In this action by a provider to recover assigned first-party no-fault benefits, defendant moved for summary judgment dismissing the third cause of action on the ground that defendant had never received the claim underlying that cause of action, and dismissing the remaining causes of action on the grounds that defendant had timely and properly denied the relevant claims based upon plaintiff's assignor's failure to appear for duly scheduled independent medical examinations (IMEs) and that the fees sought exceeded the amounts permitted by the workers' compensation fee schedule. In addition, defendant alleged that the claim underlying the sixth cause of action had been untimely submitted. Plaintiff cross-moved for summary judgment. By order entered July 31, 2012, insofar as appealed from, the Civil Court denied defendant's motion. While defendant submitted properly sworn statements by the chiropractor and doctor who had been scheduled to perform the IMEs, neither health care professional demonstrated personal knowledge of the nonappearance of plaintiff's assignor for the examinations. Therefore, defendant failed to establish, with respect to the first, second, and fourth through seventh causes of action, its entitlement to judgment as a matter of law dismissing these claims on the ground that plaintiff's assignor had failed to appear for duly scheduled IMEs (see Stephen Fogel Psychological, P.C. v Progressive Cas. Ins. Co., 35 AD3d 720 [2006]; Bright Med. Supply Co. v IDS Prop. & Cas. Ins. Co., 40 Misc 3d 130[A], 2013 NY Slip Op 51123[U] [App Term, 2d Dept, 2d, 11th & 13th Jud Dists 2013]; Quality Health Prods. v Hertz Claim Mgt. Corp., 36 Misc 3d 154[A], 2012 NY Slip Op 51722[U] [App Term, 2d Dept, 2d, 11th & 13th Jud Dists 2012]).

The affidavit of defendant's no-fault litigation examiner established that defendant had timely mailed (see St. Vincent's Hosp. of Richmond v Government Empls. Ins. Co., 50 AD3d 1123 [2008]) the denial of claim form underlying the sixth cause of action, which also denied the claim on the ground that plaintiff had failed to submit written proof of claim to defendant within 45 days of the services rendered (see 11 NYCRR 65-2.4 [c], 65-3.3 [e]).

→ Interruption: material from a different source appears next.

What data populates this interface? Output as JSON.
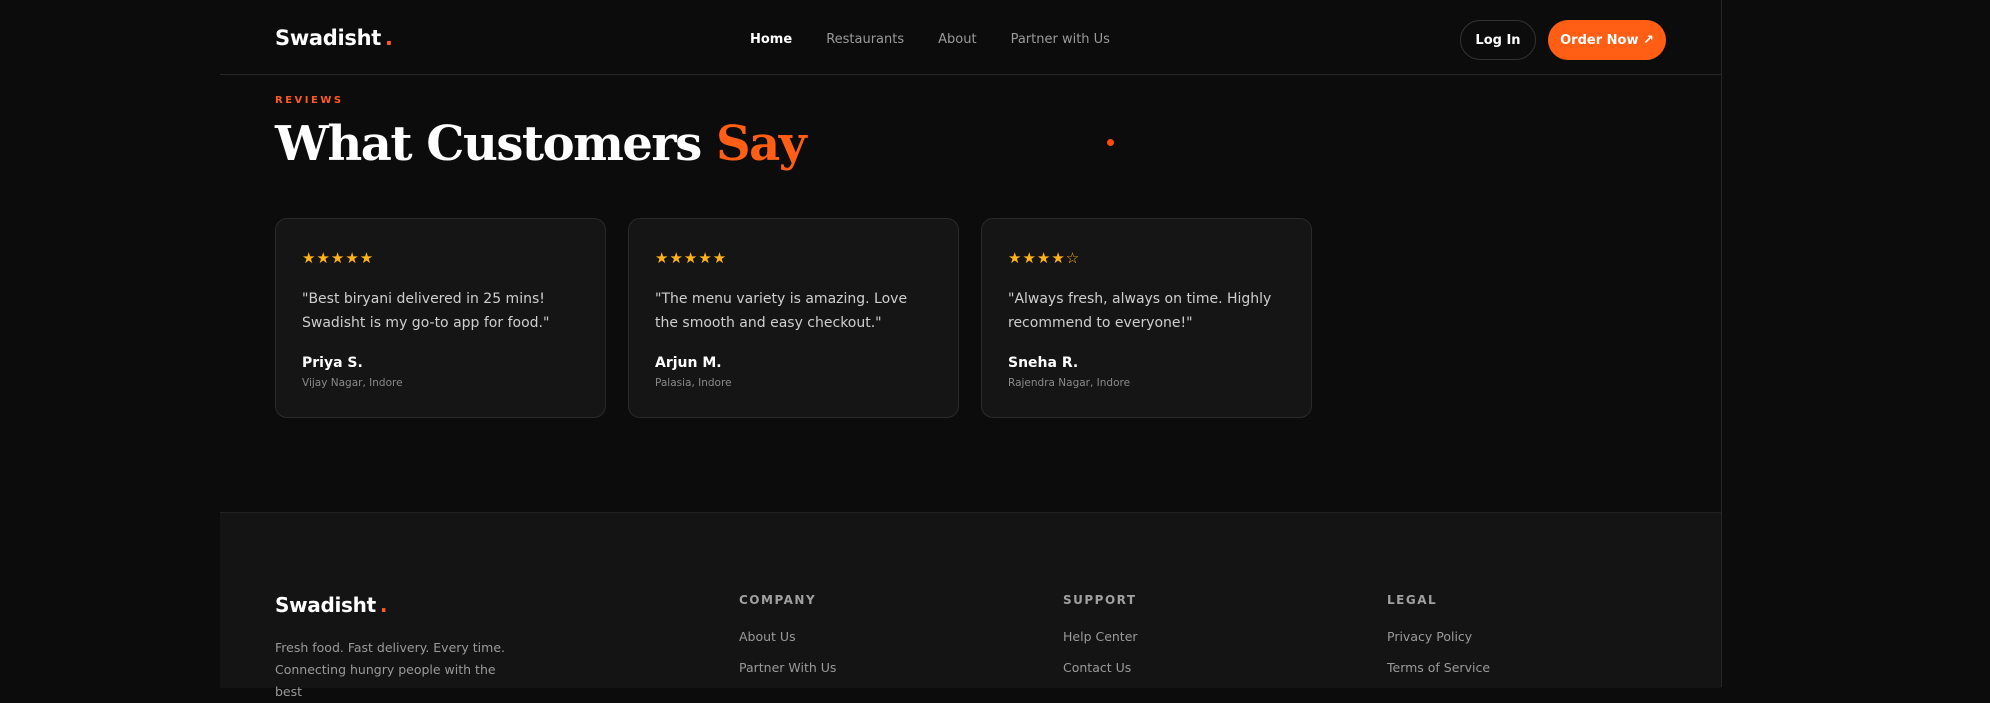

However, in opposition to the motion, plaintiff submitted an affidavit from plaintiff's owner, which affidavit was sufficient to give rise to a presumption that the claim form had been timely mailed to, and received by, defendant (see Residential Holding Corp. v Scottsdale Ins. Co., 286 AD2d 679 [*2][2001]). In light of the foregoing, contrary to defendant's contention, there is a triable issue of fact as to whether the claim at issue was timely submitted to defendant.

Although defendant also denied the claims underlying the first, second, and fourth through seventh causes of action based upon the workers' compensation fee schedule, defendant failed to establish as a matter of law that the fees charged exceeded the amounts set forth in the workers' compensation fee schedule (see Rogy Med., P.C. v Mercury Cas. Co., 23 Misc 3d 132[A], 2009 NY Slip Op 50732[U] [App Term, 2d Dept, 2d, 11th & 13th Jud Dists 2009]) or that there had been duplicate billing. Therefore, defendant was not entitled to summary judgment dismissing the first, second, and fourth through seventh causes of action on this ground.

To the extent defendant sought summary judgment dismissing the third cause of action on the ground that defendant had never received the claim form underlying this cause of action, defendant's conclusory denial of receipt was insufficient to make a prima facie showing of defendant's entitlement to summary judgment dismissing that cause of action (see e.g. Compas Med., P.C. v Farm Family Cas. Ins. Co., 38 Misc 3d 142[A], 2013 NY Slip Op 50254[U] [App Term, 2d Dept, 2d, 11th & 13th Jud Dists 2013]).

Accordingly, the order, insofar as appealed from, is affirmed.

Pesce, P.J., Aliotta and Elliot, JJ., concur.